FATHER SCOTT JONES is a priest of the Archdiocese of St. Louis and a member of the Priests of the Heart of Jesus. To learn more about his institute, go to www.uspcj.org. More information on secular institutes is available at www.secularinstitutes.org.


About the Society of the Priests of Heart of Jesus

The Society of the Priests of the Heart of Jesus was founded in France in 1791 by Father Pierre Joseph de Clorivière, a secularized Jesuit. (The Jesuits had been suppressed by the pope in 1773 and all religious orders were banned in revolutionary France.) Father Clorivière founded the Priests of the Heart of Jesus specifically so that diocesan priests could live the “state of perfection” in their dioceses. From the beginning, he required that members gather monthly for a Review of Life and annually for a communal retreat.

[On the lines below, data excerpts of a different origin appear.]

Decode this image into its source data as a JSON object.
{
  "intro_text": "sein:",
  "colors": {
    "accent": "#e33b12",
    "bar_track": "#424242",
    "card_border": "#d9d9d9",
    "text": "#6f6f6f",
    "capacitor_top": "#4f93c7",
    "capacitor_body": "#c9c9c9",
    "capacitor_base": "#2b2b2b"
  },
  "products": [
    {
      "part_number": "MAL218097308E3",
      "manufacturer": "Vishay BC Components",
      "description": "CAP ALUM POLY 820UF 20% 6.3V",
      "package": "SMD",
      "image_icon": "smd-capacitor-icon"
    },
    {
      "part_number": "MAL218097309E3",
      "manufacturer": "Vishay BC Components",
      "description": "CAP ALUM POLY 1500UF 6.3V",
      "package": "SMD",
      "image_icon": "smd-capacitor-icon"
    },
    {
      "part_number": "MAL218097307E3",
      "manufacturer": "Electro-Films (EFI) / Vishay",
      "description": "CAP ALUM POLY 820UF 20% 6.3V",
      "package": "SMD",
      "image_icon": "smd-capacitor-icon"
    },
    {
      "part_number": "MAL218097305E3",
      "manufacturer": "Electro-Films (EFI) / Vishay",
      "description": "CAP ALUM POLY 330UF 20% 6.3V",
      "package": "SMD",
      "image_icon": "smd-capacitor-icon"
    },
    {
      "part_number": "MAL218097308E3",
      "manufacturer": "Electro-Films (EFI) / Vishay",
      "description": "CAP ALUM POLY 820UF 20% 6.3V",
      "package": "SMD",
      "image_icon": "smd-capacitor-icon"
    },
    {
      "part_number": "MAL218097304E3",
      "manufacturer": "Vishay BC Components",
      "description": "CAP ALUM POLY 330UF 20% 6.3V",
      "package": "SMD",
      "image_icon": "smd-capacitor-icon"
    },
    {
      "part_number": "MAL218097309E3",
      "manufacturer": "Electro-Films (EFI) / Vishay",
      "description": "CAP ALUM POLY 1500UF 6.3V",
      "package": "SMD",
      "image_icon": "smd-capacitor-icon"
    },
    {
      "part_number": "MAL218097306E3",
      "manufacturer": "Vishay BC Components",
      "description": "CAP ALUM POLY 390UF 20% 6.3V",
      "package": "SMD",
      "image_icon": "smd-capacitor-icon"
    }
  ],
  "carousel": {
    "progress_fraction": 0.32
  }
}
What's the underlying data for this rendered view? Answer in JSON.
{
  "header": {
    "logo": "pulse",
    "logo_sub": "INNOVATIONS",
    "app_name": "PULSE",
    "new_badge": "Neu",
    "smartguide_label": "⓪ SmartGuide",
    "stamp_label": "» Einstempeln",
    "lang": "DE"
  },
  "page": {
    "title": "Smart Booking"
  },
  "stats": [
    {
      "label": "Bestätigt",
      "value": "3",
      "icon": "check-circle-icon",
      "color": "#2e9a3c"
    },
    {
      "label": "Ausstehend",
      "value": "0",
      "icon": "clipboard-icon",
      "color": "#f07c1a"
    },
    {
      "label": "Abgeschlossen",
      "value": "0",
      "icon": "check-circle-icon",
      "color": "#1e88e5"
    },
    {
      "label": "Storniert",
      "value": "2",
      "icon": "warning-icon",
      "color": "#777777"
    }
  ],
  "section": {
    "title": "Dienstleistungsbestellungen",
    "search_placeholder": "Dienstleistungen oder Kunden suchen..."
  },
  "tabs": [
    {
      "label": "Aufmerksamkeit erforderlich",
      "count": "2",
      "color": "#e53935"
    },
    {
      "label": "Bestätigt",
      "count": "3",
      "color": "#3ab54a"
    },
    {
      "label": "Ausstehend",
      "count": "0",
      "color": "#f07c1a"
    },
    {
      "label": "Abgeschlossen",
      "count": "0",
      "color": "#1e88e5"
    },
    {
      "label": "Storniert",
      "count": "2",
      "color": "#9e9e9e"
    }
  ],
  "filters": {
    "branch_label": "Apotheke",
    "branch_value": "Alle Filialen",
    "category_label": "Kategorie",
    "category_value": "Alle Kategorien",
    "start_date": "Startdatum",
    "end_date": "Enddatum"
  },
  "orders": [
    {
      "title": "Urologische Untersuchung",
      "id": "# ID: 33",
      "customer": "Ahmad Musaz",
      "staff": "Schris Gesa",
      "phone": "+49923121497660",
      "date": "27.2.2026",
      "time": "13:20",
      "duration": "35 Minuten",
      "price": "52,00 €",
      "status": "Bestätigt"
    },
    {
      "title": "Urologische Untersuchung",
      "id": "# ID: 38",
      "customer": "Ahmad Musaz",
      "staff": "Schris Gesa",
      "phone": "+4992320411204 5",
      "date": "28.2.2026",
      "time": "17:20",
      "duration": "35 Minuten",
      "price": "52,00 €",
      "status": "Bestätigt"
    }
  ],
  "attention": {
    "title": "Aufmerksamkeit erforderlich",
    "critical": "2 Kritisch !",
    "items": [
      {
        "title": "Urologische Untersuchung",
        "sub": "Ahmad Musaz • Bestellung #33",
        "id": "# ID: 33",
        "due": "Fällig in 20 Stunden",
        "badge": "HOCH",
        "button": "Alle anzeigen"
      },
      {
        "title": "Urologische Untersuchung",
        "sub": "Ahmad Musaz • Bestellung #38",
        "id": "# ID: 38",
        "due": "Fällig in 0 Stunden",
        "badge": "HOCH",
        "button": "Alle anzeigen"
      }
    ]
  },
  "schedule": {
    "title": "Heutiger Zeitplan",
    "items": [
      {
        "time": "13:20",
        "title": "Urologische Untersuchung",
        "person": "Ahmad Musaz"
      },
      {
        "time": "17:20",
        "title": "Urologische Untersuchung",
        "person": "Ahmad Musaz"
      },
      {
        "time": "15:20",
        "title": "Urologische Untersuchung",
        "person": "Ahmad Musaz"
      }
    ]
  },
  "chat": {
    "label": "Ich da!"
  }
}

The Review of Life provides members with the opportunity to share their joys and struggles in an atmosphere of trust and confidentiality. It also helps members to hold one another accountable for spiritual and ministerial integrity. In my institute, some members have walked with each other for over 40 years through the deaths of parents, the transition between ministries and the diminishment of health.

In no way has it proven to be a “clique” that separates them from other priests; in fact, one of the areas of accountability is how members build fraternity with the rest of the presbyterate. On a personal level, it has challenged me to extend generosity to fellow priests in a way that I often neglected to do in religious life.